Weniger gut lief es erneut bei der Generikasparte Sandoz. Sie verzeichnete in den ersten drei Monaten als Folge des anhaltenden Preiszerfalls in den USA ein Umsatzminus von 8 Prozent auf 2,33 Milliarden. Das Betriebsergebnis ging gar um ein Drittel auf noch 273 Millionen zurück.

Auf Richard Saynor, den neuen Leiter der Division, wartet also einiges an Arbeit. Saynor kommt vom Konkurrenten GSK und wird sein Amt spätestens zum 1. August antreten.

Die laufende Transformation von Sandoz werde einige Jahre brauchen, erklärte Konzernchef Narasimhan in einer Telefonkonferenz. Ziel sei weiterhin, die Eigenständigkeit von Sandoz innerhalb des Konzerns zu stärken.

Gewinnziel erhöht

Zudem erhöhte Novartis den Gesamtjahresausblick der Gruppe für das operative Ergebnis. Neu wird zu konstanten Wechselkursen ein Wachstum im hohen einstelligen Prozentbereich erwartet. Bisher rechnete das Management mit einem Plus im mittleren einstelligen Prozentbereich.

Der Konzernumsatz soll weiterhin im mittleren einstelligen Prozentbereich wachsen. Im laufenden Jahr könnten bis zu vier Blockbuster auf den Markt kommen, kündigte der Konzernchef an.
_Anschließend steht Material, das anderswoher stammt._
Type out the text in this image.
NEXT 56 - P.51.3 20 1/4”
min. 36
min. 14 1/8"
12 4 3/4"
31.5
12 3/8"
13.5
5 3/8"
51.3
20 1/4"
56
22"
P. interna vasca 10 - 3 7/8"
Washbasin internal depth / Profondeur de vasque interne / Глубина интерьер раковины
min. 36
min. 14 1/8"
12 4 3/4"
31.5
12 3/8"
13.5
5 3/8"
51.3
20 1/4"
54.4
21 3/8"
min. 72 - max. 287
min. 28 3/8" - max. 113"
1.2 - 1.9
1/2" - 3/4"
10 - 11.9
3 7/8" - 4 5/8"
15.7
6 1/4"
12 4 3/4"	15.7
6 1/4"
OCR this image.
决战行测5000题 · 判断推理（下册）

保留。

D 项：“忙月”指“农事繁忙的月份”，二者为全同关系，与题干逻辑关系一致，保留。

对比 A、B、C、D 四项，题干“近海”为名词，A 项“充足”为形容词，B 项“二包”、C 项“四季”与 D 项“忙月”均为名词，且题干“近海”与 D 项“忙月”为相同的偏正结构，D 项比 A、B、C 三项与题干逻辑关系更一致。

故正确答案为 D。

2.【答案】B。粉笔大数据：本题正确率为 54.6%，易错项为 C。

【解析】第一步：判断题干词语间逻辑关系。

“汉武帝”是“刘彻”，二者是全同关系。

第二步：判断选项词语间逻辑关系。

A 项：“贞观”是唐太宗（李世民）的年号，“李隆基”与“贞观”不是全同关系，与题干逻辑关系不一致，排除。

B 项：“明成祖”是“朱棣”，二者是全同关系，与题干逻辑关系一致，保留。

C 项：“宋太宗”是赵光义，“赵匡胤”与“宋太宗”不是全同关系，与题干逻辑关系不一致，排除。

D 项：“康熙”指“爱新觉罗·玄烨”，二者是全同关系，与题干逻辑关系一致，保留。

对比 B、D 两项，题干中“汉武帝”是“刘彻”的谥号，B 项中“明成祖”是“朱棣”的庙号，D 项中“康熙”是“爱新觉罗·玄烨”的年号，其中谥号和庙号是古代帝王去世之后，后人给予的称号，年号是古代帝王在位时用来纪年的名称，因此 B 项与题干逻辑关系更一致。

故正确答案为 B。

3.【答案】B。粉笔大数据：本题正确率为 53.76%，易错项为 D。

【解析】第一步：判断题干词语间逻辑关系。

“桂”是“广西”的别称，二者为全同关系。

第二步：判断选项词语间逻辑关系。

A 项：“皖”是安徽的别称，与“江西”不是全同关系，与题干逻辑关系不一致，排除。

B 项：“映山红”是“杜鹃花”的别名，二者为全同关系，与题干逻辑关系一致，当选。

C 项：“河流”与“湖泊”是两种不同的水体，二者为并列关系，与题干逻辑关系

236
Alcon bringt Sondergewinn von 4,7 Milliarden

Die abgespaltene Augenheilsparte Alcon wies für das erste Quartal einen stabilen Umsatz von 1,78 Milliarden Dollar aus. Das operative Ergebnis sank leicht auf 71 Millionen. Unter dem Strich resultierte vor allem als Folge von höheren einmaligen Steueraufwendungen ein Verlust von 101 Millionen Dollar.

Wie Novartis weiter mitteilte, wird im Zusammenhang mit der Abspaltung von Alcon im zweiten Quartal ein nicht geldwirksamer Gewinn von rund 4,7 Milliarden Dollar verbucht werden.